The rental for the Voice mail pack is charged on non-prorate basis and since, the service will be deactivated mid bill cycle we are further passing flat reversal of Rs. 99 for the bill dated 25/06/13 and the same will reflect in your bill dated 25/06/13 under page 3 or 4 Misc. Credits/ charges.
Please be assured that you would not be charged rental for International Roaming, Itemized bill and Voice mail services in future.
Mr. Dutta, given below are the Service Request reference numbers for your complaint and request and enquiries; in case you need to check for more details on the same, you can share these numbers along with your cell number with us.
Service Request Numbers: 647690744, 647690595, 647690391 and 1360091482…”
Imagine therefore my disappointment when I received the bill of 25/06/2013 with none (yes, none) of the above changes reflected in it. I have once again emailed to Customer Care two day back and still awaiting a reply. This brings me to the comment a reader (AJ) posted that we keep going back to a shoddy service provider. True, because we often have limited choices. The pain of switching service provider in this case is much larger than trying to resolve the issue. But just see how swiftly most of us have moved our banking relationships over the last decade or two. Just see how quite a few of us no longer care whether our MTNL or BSNL land line is working or not. Mine has not been for the last one week and nobody really cares!
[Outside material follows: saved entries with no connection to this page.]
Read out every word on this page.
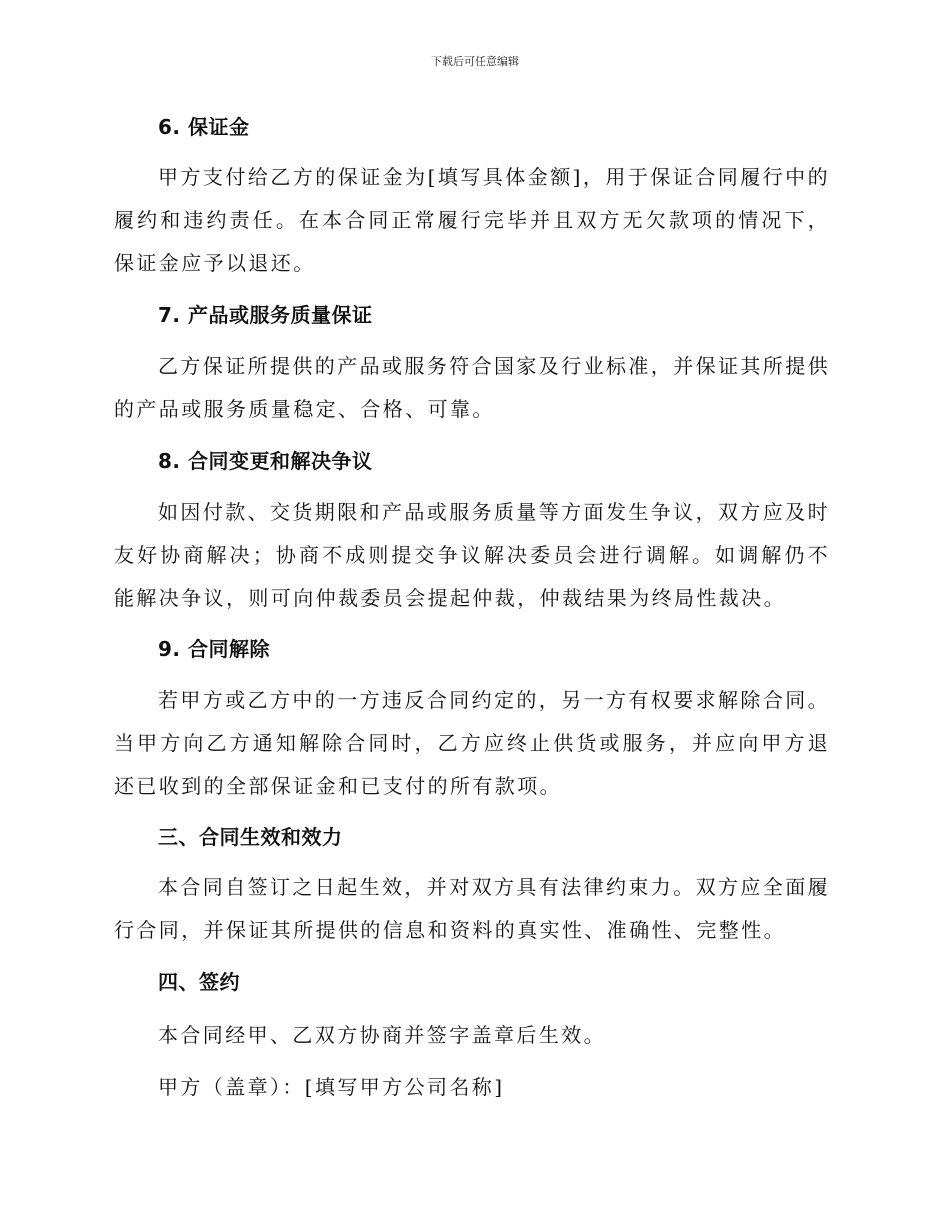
下载后可任意编辑
6. 保证金
甲方支付给乙方的保证金为[填写具体金额]，用于保证合同履行中的履约和违约责任。在本合同正常履行完毕并且双方无欠款项的情况下，保证金应予以退还。
7. 产品或服务质量保证
乙方保证所提供的产品或服务符合国家及行业标准，并保证其所提供的产品或服务质量稳定、合格、可靠。
8. 合同变更和解决争议
如因付款、交货期限和产品或服务质量等方面发生争议，双方应及时友好协商解决；协商不成则提交争议解决委员会进行调解。如调解仍不能解决争议，则可向仲裁委员会提起仲裁，仲裁结果为终局性裁决。
9. 合同解除
若甲方或乙方中的一方违反合同约定的，另一方有权要求解除合同。当甲方向乙方通知解除合同时，乙方应终止供货或服务，并应向甲方退还已收到的全部保证金和已支付的所有款项。
三、合同生效和效力
本合同自签订之日起生效，并对双方具有法律约束力。双方应全面履行合同，并保证其所提供的信息和资料的真实性、准确性、完整性。
四、签约
本合同经甲、乙双方协商并签字盖章后生效。
甲方（盖章）：[填写甲方公司名称]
Let me briefly relate the second anecdote. In Bangalore, my sister went to a Raymond showroom on Commercial street to get a business suit altered. She was informed that they do not do alterations. But then an old hand at the shop recognised my sister and spoke to her. Then he said that as an exception they will alter her business suit since she was an old customer. According to her, she was visiting the shop after many years since she no longer lives in Bangalore. Thrilled with the experience she ordered two more business suits from the same store. Now she will talk about her experience to ten other people who will remember the story.
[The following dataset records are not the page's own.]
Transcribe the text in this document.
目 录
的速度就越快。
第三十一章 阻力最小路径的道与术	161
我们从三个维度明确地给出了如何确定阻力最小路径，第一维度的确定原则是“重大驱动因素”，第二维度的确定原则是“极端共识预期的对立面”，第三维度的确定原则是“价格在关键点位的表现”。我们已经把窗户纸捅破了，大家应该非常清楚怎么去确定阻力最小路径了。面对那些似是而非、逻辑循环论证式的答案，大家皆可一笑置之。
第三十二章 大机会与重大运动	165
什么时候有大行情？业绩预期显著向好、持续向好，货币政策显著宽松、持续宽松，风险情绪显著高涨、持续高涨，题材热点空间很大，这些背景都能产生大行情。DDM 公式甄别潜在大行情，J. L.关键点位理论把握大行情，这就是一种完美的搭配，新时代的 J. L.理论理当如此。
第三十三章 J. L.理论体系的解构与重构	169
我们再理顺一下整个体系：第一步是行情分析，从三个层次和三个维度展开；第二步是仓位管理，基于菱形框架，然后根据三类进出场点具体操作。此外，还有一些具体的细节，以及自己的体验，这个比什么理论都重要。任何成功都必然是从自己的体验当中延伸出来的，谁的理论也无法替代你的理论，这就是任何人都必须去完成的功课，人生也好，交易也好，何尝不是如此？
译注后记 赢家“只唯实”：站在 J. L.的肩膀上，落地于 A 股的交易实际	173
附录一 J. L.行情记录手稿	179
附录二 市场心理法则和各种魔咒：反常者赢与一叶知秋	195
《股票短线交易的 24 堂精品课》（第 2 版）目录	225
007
This is how WoWing the consumer can get customer loyalty and additional business. The challenge for companies like Raymond is to universalise the experience. If they can, imagine what it can do to customer loyalty. This is something that a standalone kirana store often does very well. A marketing consultant once recounted this story – while ordering her weekly groceries, the kirana store boy asked her why had she stopped ordering a particular variety of cheese and some biscuits in recent months. Pleasantly surprised at the knowledge that the store owner keeps of his customers, she informed the kirana that those were items that her daughter consumed and she (her daughter) had gone abroad for her studies. Can organized retail with all the information and database try to replicate this? When will Godrej Nature’s Basket tell me that the kaffir lime leaves or Thai brinjals are there in the store on a particular day or that McVites Ginger biscuits are once again available? A ha, the pestilential consumer.